Son yıllarda fondan işverenler lehine yapılan teşvik/destek ödemelerindeki hızlı artışın da etkisiyle bu azalışın devam edeceğini tahmin ediyorum.

Covid - 19 pandemisi sebebiyle fonun temel girdisi olan işçi ve işveren işsizlik sigortası prim gelirlerinde azalma yaşanması beklenen bir durum, ancak fon varlığının bu dönemde hızla azalması giderlerindeki olağanüstü artıştan kaynaklanıyor.

Fonun giderleri toplamı 2019 sonu itibariyle 36,47 milyar TL iken 2020 Ağustos sonunda 45,76 milyar TL’ye çıkmış bulunuyor. Yani geçen yılın tamamında gerçekleşen giderler toplamı, 2020’nin ilk 8 ayında aşılmış, hatta ilk 8 ayda önceki yılsonuna göre yüzde 125 oranında artmış görünüyor.  

Aile, Çalışma ve Sosyal Hizmetler Bakanı Zehra Zümrüt Selçuk’un, işverenleri normalleşme desteğinden yararlanmaya davet ederken kullandığı ifadeler dikkat çekici. (Bu destek de fondan ödeniyor.)
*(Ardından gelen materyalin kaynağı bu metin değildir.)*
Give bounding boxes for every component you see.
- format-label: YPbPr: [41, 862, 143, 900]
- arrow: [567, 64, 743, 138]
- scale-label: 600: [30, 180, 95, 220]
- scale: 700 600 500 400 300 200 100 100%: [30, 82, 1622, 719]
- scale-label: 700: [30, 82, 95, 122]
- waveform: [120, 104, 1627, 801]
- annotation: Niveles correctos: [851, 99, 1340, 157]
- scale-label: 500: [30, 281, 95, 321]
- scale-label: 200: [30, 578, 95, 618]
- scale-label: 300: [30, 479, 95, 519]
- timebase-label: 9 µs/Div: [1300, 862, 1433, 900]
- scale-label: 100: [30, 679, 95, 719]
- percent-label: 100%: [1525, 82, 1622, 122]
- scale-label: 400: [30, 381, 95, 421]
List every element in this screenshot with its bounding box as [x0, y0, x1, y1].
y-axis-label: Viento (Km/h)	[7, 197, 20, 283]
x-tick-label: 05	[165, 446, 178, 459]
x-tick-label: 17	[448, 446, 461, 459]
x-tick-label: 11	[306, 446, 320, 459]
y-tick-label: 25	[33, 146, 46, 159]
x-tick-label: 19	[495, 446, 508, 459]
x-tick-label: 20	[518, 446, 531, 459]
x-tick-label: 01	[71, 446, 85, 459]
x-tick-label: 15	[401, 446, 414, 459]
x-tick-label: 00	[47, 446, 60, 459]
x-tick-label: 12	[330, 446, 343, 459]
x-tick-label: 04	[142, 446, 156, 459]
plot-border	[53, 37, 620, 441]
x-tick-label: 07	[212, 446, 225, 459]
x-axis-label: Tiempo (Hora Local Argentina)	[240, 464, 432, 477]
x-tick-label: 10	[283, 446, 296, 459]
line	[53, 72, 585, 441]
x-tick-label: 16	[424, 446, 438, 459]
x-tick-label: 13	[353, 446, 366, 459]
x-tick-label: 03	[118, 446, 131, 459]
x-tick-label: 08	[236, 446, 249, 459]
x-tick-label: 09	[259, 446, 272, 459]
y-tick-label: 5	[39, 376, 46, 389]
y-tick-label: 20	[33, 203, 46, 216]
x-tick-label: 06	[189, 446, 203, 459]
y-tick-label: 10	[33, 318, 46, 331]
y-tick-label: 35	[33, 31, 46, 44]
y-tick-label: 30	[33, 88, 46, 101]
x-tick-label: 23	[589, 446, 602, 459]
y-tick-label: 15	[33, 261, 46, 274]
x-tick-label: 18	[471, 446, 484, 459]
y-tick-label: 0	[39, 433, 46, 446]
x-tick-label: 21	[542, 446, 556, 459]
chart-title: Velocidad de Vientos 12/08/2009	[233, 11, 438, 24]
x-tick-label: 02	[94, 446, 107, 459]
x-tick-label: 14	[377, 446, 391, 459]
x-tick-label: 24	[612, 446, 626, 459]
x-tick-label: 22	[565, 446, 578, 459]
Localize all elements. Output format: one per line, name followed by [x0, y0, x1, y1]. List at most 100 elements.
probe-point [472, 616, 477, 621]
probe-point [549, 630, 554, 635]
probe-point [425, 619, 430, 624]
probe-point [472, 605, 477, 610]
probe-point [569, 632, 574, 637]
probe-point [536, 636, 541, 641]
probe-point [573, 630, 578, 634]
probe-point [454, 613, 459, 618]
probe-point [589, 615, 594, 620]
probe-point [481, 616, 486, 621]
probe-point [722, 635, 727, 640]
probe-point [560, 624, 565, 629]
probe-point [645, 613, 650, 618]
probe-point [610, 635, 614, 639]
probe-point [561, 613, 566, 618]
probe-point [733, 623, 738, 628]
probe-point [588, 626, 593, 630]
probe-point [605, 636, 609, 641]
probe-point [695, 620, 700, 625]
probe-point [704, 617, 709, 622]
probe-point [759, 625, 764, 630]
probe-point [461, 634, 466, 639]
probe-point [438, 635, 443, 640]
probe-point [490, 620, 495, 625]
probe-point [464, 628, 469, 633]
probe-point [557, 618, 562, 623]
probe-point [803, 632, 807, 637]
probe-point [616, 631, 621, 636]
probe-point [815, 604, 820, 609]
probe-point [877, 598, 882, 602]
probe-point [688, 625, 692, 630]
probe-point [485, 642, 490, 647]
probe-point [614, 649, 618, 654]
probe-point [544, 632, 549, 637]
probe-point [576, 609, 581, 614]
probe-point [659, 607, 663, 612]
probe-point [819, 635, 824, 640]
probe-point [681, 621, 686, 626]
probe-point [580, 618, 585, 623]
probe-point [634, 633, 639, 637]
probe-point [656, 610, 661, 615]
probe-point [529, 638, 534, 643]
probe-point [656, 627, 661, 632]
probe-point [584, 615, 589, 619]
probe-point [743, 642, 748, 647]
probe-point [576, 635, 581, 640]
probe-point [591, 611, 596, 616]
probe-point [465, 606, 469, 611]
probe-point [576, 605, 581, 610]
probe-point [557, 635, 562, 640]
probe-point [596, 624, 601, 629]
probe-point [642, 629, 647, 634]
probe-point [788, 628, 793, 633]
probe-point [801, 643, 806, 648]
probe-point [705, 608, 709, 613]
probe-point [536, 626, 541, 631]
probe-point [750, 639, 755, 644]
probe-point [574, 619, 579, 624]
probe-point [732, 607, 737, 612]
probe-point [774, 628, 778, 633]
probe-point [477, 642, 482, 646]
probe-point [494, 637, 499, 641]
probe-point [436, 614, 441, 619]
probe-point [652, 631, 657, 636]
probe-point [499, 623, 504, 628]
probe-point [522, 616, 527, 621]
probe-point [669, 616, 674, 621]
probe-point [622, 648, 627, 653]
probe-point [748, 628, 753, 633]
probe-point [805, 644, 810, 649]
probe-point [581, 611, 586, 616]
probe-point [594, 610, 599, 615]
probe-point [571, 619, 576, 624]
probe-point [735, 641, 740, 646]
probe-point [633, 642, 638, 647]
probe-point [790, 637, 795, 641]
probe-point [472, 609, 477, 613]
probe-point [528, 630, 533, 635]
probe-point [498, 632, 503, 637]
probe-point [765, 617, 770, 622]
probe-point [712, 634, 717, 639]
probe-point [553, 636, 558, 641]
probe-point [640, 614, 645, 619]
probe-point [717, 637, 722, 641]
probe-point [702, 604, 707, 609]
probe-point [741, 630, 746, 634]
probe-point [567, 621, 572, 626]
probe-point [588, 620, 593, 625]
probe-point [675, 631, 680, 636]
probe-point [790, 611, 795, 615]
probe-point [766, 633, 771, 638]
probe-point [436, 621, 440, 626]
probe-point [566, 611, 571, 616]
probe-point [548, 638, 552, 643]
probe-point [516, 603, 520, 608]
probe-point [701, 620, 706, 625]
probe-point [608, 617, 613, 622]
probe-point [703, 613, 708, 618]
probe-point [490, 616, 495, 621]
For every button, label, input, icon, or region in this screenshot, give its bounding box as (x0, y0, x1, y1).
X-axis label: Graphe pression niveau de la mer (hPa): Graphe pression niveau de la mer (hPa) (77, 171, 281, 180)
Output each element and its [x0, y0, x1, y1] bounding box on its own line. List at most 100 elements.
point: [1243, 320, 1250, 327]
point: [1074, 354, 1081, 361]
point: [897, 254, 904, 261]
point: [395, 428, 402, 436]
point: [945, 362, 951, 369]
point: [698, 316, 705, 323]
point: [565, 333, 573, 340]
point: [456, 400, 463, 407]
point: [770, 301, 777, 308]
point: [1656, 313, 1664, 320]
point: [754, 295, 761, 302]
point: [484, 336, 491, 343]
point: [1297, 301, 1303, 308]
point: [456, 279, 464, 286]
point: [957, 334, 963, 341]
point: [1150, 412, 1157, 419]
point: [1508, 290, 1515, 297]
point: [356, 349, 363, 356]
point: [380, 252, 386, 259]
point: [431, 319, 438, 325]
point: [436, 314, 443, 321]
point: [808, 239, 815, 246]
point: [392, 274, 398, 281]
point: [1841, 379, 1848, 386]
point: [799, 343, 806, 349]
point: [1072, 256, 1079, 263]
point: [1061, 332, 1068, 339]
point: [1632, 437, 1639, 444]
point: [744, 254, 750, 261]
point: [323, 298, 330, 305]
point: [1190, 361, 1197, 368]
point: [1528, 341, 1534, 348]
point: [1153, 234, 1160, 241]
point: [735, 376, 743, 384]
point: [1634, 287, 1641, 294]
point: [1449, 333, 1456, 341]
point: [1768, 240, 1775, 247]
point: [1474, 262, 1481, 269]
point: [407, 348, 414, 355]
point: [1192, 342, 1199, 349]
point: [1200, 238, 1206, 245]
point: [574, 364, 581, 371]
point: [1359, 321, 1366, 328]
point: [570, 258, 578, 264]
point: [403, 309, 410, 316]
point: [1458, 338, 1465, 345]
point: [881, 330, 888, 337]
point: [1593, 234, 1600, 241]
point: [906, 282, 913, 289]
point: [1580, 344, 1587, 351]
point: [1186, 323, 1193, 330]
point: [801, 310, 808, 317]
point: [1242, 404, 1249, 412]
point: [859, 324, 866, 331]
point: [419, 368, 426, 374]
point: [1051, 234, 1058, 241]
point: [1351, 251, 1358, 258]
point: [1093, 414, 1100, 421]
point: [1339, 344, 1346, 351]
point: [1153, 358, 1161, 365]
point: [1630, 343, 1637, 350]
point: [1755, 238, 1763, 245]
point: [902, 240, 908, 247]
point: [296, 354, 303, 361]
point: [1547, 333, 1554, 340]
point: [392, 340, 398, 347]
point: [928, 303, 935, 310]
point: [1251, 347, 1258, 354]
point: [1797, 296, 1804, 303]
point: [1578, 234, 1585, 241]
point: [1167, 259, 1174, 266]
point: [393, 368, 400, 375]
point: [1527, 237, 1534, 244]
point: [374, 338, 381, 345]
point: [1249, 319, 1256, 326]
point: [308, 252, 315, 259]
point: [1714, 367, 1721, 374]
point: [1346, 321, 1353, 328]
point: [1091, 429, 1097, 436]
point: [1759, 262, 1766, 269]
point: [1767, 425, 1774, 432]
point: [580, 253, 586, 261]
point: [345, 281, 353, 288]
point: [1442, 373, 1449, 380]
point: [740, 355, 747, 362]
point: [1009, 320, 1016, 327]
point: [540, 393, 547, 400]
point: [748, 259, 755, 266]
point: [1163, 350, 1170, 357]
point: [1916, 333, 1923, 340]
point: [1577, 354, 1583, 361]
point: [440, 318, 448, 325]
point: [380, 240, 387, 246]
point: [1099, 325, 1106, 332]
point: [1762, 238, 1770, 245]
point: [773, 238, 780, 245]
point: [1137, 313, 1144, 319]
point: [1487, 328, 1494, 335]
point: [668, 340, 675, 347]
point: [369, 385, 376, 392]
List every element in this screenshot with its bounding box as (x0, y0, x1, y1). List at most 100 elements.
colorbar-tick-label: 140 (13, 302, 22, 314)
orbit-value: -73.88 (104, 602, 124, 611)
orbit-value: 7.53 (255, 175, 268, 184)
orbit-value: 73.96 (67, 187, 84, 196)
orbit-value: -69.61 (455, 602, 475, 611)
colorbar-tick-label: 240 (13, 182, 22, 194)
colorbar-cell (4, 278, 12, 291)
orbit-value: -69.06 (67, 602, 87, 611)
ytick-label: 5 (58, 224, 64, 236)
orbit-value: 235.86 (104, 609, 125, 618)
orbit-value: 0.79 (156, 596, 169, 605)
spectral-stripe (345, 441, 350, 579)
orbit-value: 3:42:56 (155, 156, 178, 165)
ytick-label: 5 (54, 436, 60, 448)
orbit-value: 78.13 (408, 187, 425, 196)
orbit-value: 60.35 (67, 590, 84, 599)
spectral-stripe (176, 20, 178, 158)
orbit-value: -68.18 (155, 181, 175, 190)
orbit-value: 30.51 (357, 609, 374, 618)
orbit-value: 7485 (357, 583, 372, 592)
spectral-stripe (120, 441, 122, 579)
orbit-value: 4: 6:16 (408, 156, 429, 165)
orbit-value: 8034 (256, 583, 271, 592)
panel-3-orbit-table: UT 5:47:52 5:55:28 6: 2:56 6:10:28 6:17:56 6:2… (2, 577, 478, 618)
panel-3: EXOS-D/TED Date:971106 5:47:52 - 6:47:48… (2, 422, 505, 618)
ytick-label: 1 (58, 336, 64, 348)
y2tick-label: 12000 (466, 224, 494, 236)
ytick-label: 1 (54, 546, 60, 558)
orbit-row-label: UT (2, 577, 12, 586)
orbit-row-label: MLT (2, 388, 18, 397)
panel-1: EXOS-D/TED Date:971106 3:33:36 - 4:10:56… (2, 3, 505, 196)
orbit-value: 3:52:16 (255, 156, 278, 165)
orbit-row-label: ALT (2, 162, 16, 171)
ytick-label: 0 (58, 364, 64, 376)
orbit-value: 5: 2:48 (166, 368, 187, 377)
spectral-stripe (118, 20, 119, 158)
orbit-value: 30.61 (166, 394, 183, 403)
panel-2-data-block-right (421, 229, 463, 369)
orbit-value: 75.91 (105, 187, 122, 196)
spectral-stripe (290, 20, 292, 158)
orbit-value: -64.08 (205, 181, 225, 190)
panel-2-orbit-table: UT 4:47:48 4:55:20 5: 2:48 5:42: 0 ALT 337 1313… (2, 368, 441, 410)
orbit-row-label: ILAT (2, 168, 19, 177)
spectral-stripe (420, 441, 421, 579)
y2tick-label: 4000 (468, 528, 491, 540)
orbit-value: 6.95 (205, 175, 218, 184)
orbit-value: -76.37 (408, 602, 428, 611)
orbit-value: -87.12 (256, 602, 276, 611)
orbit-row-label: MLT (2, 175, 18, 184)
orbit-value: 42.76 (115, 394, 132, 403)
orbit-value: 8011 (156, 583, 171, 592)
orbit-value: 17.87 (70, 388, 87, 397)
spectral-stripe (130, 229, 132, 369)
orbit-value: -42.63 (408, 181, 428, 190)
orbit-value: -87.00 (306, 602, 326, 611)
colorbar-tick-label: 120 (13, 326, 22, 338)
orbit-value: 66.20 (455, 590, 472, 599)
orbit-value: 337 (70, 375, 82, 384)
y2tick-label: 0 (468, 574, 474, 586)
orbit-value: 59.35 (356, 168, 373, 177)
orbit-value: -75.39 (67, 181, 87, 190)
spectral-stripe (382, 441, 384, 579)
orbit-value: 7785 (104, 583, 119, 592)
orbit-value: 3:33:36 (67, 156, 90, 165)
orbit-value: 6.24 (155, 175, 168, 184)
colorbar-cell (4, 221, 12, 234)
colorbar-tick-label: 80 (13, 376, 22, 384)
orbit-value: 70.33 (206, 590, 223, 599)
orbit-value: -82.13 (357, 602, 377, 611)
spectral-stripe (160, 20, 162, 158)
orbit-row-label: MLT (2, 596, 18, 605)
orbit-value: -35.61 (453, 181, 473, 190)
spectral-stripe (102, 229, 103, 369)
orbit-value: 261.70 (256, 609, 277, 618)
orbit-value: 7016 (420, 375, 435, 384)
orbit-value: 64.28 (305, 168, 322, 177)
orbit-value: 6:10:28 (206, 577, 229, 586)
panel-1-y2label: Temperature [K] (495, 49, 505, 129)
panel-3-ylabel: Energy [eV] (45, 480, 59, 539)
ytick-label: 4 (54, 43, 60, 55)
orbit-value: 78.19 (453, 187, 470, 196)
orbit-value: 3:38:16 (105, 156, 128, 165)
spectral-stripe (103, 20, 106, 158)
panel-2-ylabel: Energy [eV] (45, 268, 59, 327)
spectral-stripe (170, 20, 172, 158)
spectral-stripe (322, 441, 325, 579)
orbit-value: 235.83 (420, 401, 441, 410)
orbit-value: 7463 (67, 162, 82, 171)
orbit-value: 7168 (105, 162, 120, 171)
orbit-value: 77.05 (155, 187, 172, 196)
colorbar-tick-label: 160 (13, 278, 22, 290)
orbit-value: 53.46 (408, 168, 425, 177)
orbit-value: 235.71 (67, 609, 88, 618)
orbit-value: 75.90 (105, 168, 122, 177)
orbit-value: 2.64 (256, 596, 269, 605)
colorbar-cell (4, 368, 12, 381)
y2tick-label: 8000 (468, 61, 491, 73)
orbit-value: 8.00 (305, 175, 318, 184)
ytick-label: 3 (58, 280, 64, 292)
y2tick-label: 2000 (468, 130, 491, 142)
Bakanın açıklamaları şöyle:

"Bizim şu anda gayet güçlü bir İşsizlik Sigorta Fonumuz var. Umarız ki salgının etkileri tez zamanda azalır, fakat bizim belli bir süre devam edecek kadar güçlü bir İşsizlik Sigorta Fonumuz var, ondan dolayı bir endişemiz yok. Bütün projeksiyonları yaptık, hem aralık sonuna kadar hem de daha uzun vadelerde uzatabilecek kadar bizim fonumuz var. Ancak şöyle bir durum var; Kısa Çalışma Ödeneği, hem çalışanımızı korumak hem işverenimizi korumak adına gerçekleşen böyle durumlarda kuvvetli bir mekanizma olsa da biz aslında normalleşme döneminde Normalleşme Desteği adı altında başka bir destek vermeye başladık. Kısa Çalışma Ödeneği bir anlamda tabii ki işini kapattığı ve azalttığı zaman çok etkin bir mekanizma olsa da normalleşirken aslında işçimizin daha az gelir almasına da sebep oluyor çünkü asli ücretini almıyor. Biz destek veriyoruz."

Bu açıklamalardan şu mesajları çıkarıyorum:

* Hükûmet işsizlik fonuna güveniyor. Bu normal, çünkü fona işçi ve işverenler de güveniyor. Ancak hükûmetin bütçe imkânları yerine fona güveniyor olması insanı tedirgin ediyor. İşsizliği önlemek ve yeni iş arama döneminde işçileri desteklemek amacıyla oluşturulan fon bu ana işlevini gayet iyi yerine getirirken son yıllarda işverenlere sağlanan istihdam teşviklerine de kaynak oldu. Bunu eleştirmiyorum, çünkü istihdama ciddi katkıları var. Ancak bu durum bilinsin istiyorum. Covid - 19 pandemisi nedeniyle getirilen destekler de fondan ödeniyor. Ancak tüm bu ödemeler sanki bütçeden yapılıyor gibi bir algı yaratılıyor. Her zaman üstüne basarak söylüyorum, fon hepimizin birikimi. Fona yapılan dört birim katkının yarısı işverenlerden, kalan yarısı eşit olarak devletten ve işçilerden geliyor. Özetle kara günler için biriktirdiğimiz kendi kaynaklarımızı kullanıyoruz!

* Hükûmet işverenlerin kısa çalışmadan normal çalışmaya geçmesini istiyor. Bunun olumlu sonuçları olur, öncelikle isçilerin eline geçen para artar (zaten Bakan buradan yaklaşıyor), kısa çalışma nedeniyle isçilerin sigorta gün kayıpları sona erer, fon kaynakları daha az kullanılır… Bir de işin psikolojik tarafı var. Çalışma hayatında normal çalışmaya geçmek, ekonomik hayatta normalleşmeyi de pozitif etkileyecektir.

Fona dair son tespitim, fon portföyünün hangi yatırım araçlarında değerlendirildiğine ilişkin. Ağustos sonu itibariyle fon varlığının yüzde 80,53’ü tahvil, yüzde 19,47’si ise mevduattan oluşuyor. 2019 Aralık sonu itibariyle fon portföyünün yüzde 94,02’si tahvil ve yüzde 5,98’i mevduattan oluşmaktaydı. Giderlerdeki artışa paralel olarak tahvilin payı ciddi oranda azalmış görünüyor.